Nelle righe precedenti hai già “spoilerato” qualche dettaglio, comunque come proseguirà il progetto Be Grapeful dopo l’estate?
Mi piacerebbe continuare ancora con qualche collaborazione. Oltre al coinvolgimento del birrificio olandese citato poco sopra, ci stiamo confrontando anche con un produttore belga e con altri nomi della scena internazionale. L’obiettivo è arrivare alla fine della primavera del prossimo anno e poi organizzare un festival birrario nel quale riunire i birrai e gli amici che hanno preso parte al progetto Be Grapeful per chiudere il cerchio. Proveremo a riprodurre alcune delle IGA andate esaurite dopo la relativa cotta, ma ciò che ci interessa è dare un senso di completezza a un percorso che ci sta regalando tante soddisfazioni. Non è solo ospitare birrai che abbiamo sempre stimato e considerato superstar, ma anche coltivare rapporti umani e professionali. Questa è una parte fondamentale del nostro lavoro, non si sceglie di essere birrai solo per fare birra, ma anche per tutto ciò che ruota intorno alla bevanda.
Un’ultima domanda. Tu hai scelto di confezionare tutte le birre del progetto Be Grapeful in lattina. Non sei il primo birrificio italiano a usare questo contenitore per le IGA, però non pensi che in termini di comunicazione l’assenza della bottiglia tolga valore a questo stile birrario? Oppure al contrario ritieni che la lattina sia utile proprio per rendere più popolari le Italian Grape Ale?
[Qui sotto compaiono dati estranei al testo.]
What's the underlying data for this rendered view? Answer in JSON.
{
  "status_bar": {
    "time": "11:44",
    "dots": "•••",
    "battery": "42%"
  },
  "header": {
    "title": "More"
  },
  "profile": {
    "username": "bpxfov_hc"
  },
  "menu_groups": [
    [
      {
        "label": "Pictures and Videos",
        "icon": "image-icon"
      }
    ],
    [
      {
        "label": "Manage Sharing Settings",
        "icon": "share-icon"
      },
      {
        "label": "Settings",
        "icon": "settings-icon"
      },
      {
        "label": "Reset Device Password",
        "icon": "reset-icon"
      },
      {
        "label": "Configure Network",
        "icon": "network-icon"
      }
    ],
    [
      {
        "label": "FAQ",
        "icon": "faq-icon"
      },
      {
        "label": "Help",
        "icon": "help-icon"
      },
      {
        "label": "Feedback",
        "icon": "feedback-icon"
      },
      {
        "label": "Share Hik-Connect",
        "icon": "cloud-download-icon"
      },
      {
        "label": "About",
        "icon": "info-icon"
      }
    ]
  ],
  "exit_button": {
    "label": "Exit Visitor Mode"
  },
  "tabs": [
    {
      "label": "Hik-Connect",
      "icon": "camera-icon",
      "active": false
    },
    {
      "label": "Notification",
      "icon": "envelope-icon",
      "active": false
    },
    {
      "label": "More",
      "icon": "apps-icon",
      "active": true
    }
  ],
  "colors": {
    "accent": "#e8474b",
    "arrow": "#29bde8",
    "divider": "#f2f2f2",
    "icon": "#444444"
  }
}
La lattina è stata una scelta di comunicazione. Per alcune delle birre che abbiamo brassato, come il Barley Wine, tecnicamente la bottiglia sarebbe stato il contenitore più indicato, però volevamo togliere alle IGA quell’altarino sulle quali si trovano ora, che da una parte eleva il prodotto, ma dall’altro lo rende distante dalla gente. In lattina anche una IGA viene percepita come di più facile approccio. Come birrificio non siamo sostenitori a prescindere di una soluzione rispetto a un’altra, usiamo sia lattine che bottiglie, ma per i nostri obiettivi la lattina ci è sembrata perfetta per il progetto.
Grazie a Ivano Astesana per la disponibilità e non resta che attendere le nuove collaborazioni del progetto Be Grapeful, fino al festival del prossimo anno.
Lo stile Italian Grape Ale è promosso in Italia anche dal Progetto IGA (sito web), al quale aderisce Cronache di Birra. L’obiettivo principale dell’iniziativa è lo sviluppo del Made in Italy attraverso uno stile birrario in grado di raccontare il territorio nel bicchiere, attingendo a un patrimonio unico di vitigni che sono già protagonisti nel panorama internazionale. Il Progetto IGA organizza l’IGA Beer Challenge, il concorso internazionale dedicato alle Italian Grape Ale.